I line break is represented as 0A, and if you notice the first hex of line 52 is 0A, ndisasm isn’t showing the code quite as that 0A is part of the string that we are going to write to /etc/passwd. The next hex 59 which is a POP ECX and 8b51fc is mov edx,[ecx-0x4], which makes sense for the call that we just had. The address for the piece of “code” we jumped over with the call is now on the stack, the “code” is what we want to add to /etc/passwd.

Now we can wrap up this shellcode. A 4 is pushed to the stack and then popped to EAX, this is a write file when used with the syscall to follow.  Finally, 1 is put into EAX, which is an exit and the shellcode exits gracefully.

Read File Shellcode

For the next piece of shellcode, I decided to analyze the read file shellcode. For the configuration for this shellcode, I’m just going to read the /etc/passwd file and output it to STDOUT.

For the analysis of this shellcode, I’m going to start with showing the whole piece of shellcode, then I will break it down. Right off the bat, we start with a jmp to 0x38, this is similar to the previous piece of shellcode where another jmp call pop is being utilized. The jump sends us to a call to 0x2, which happens to be the next time of code. This is done because the “code” starting on line 20, starting with the 2f(/) is actually the data we’re going to use later (the file location /etc/passwd).

After the call, we push a 5 to EAX, with a syscall this is a file open, which is to be expected for the action the shellcode is performing. Next we pop the address that is on the stack from our earlier call to EBX.  ECX is cleared in preparation of the upcoming syscall and the file open syscall is made.

The file descriptor from the open file syscall is moved from EAX to EBX. A 3 is pushed to EAX (file read syscall). EDI is pointed to the address on the stack, which is currently the buffer being used for the file read, and then ECX is pointed at EDI (essentially pointing ECX at the stack as well). Next EDX is set to 0x1000, which is 4096, the buffer size that is the default for the shellcode when it’s generated. Finally, the system call is made and the first 4096 bytes of the file are read.

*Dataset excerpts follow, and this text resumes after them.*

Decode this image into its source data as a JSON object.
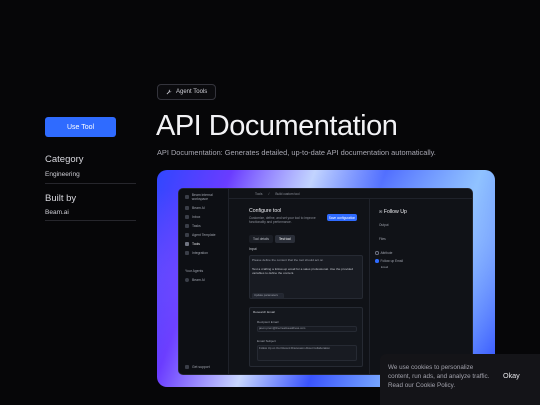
{
  "sidebar": {
    "use_tool_label": "Use Tool",
    "category_heading": "Category",
    "category_value": "Engineering",
    "built_by_heading": "Built by",
    "built_by_value": "Beam.ai"
  },
  "header": {
    "tag_label": "Agent Tools",
    "title": "API Documentation",
    "subtitle": "API Documentation: Generates detailed, up-to-date API documentation automatically."
  },
  "hero_app": {
    "top_path": [
      "Tools",
      "Build custom tool"
    ],
    "nav_items": [
      "Beam AI",
      "Inbox",
      "Tasks",
      "Agent Template",
      "Tools",
      "Integration"
    ],
    "your_agents_label": "Your Agents",
    "agent_item": "Beam AI",
    "support_label": "Get support",
    "panel_title": "Configure tool",
    "panel_sub": "Customize, define, and set your tool to improve functionality and performance.",
    "save_label": "Save configuration",
    "seg_options": [
      "Tool details",
      "Test tool"
    ],
    "input_label": "Input",
    "prompt_hint": "Please define the content that the tool should act on",
    "prompt_text": "Test a crafting a follow-up email for a sales professional. Use the provided variables to define the content.",
    "variables_btn": "Update parameters",
    "response_label": "Research Email",
    "recipient_label": "Recipient Email",
    "recipient_value": "jason.prem@thecreativeaddress.com",
    "subject_label": "Email Subject",
    "subject_value": "Follow Up on Our Recent Discussion About Collaboration",
    "right_title": "Follow Up",
    "right_label": "Output",
    "files_label": "Files",
    "radio_a": "Attribute",
    "radio_b": "Follow up Email",
    "radio_b_sub": "Email"
  },
  "cookie": {
    "text": "We use cookies to personalize content, run ads, and analyze traffic. Read our Cookie Policy.",
    "okay_label": "Okay"
  },
  "colors": {
    "accent": "#2f6bff",
    "background": "#060608"
  }
}
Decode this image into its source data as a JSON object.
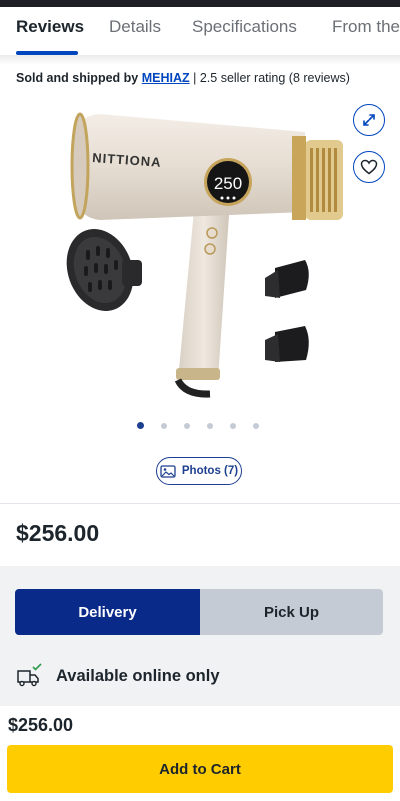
{
  "tabs": [
    {
      "label": "Reviews"
    },
    {
      "label": "Details"
    },
    {
      "label": "Specifications"
    },
    {
      "label": "From the"
    }
  ],
  "seller": {
    "prefix": "Sold and shipped by",
    "name": "MEHIAZ",
    "rating_text": "| 2.5 seller rating (8 reviews)"
  },
  "product": {
    "brand_text": "NITTIONA",
    "display_value": "250",
    "image_count": 6,
    "active_image": 1
  },
  "photos_button": {
    "label": "Photos (7)"
  },
  "price": "$256.00",
  "fulfillment": {
    "delivery_label": "Delivery",
    "pickup_label": "Pick Up",
    "selected": "Delivery"
  },
  "availability": {
    "text": "Available online only"
  },
  "bottom_bar": {
    "price": "$256.00",
    "cart_label": "Add to Cart"
  },
  "colors": {
    "primary_blue": "#0046be",
    "cart_yellow": "#ffcc00",
    "delivery_navy": "#0a2a8a"
  }
}
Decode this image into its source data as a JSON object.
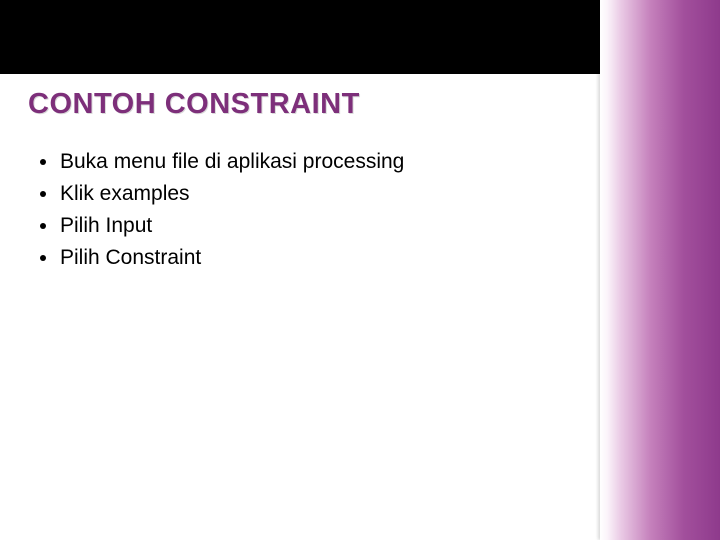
{
  "title": "CONTOH CONSTRAINT",
  "items": [
    "Buka menu file di aplikasi processing",
    "Klik examples",
    "Pilih Input",
    "Pilih Constraint"
  ]
}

Coming to the end of the read file shellcode, the results of the read file syscall is moved from EAX to EDX to be used later. A 4 is moved to EAX (write syscall), EBX is set to 1, which will specify the output to be STDOUT and the write syscall is made. Next the exit syscall is made and the shellcode exits gracefully. Starting with line 21 is the data mentioned earlier that contains our /etc/passwd string.

CHMOD ShellCode

For the final piece of shellcode, i’ll be analyzing the CHMOD shellcode. This shellcode was the most simple shellcode that I analyzed out of the 3, there really isn’t much to it since there is a system call for chmod.

It starts with a CDQ, which isn’t a command I had really seen yet, but it is meant to convert a double to a quad and it uses the EAX and EDX registers to do so. In this instance, it has the effect of clearing out the EDX register. Next a 0xf, or 15, is pushed to the stack then popped to EAX, which is used to specify the chmod syscall. A null is pushed to the stack to terminate the upcoming string, then using the same technique seen in the other two pieces of shellcode, a call is made. The string contained in the section that is jumped over is the file we want to modify, in this case, /etc/shadow. Since the call is made, the address of this string is placed on the stack and a pop EBX immediately follows, placing the address into EBX. Next 0x1b6, which is 666 in octal is pushed to the stack and popped to ECX. This is the permission level that will be used with the chmod syscall. This will allow read and write, but no execute, for everyone. Finally the syscall is performed and the file’s permissions are changed and the shellcode exits gracefully.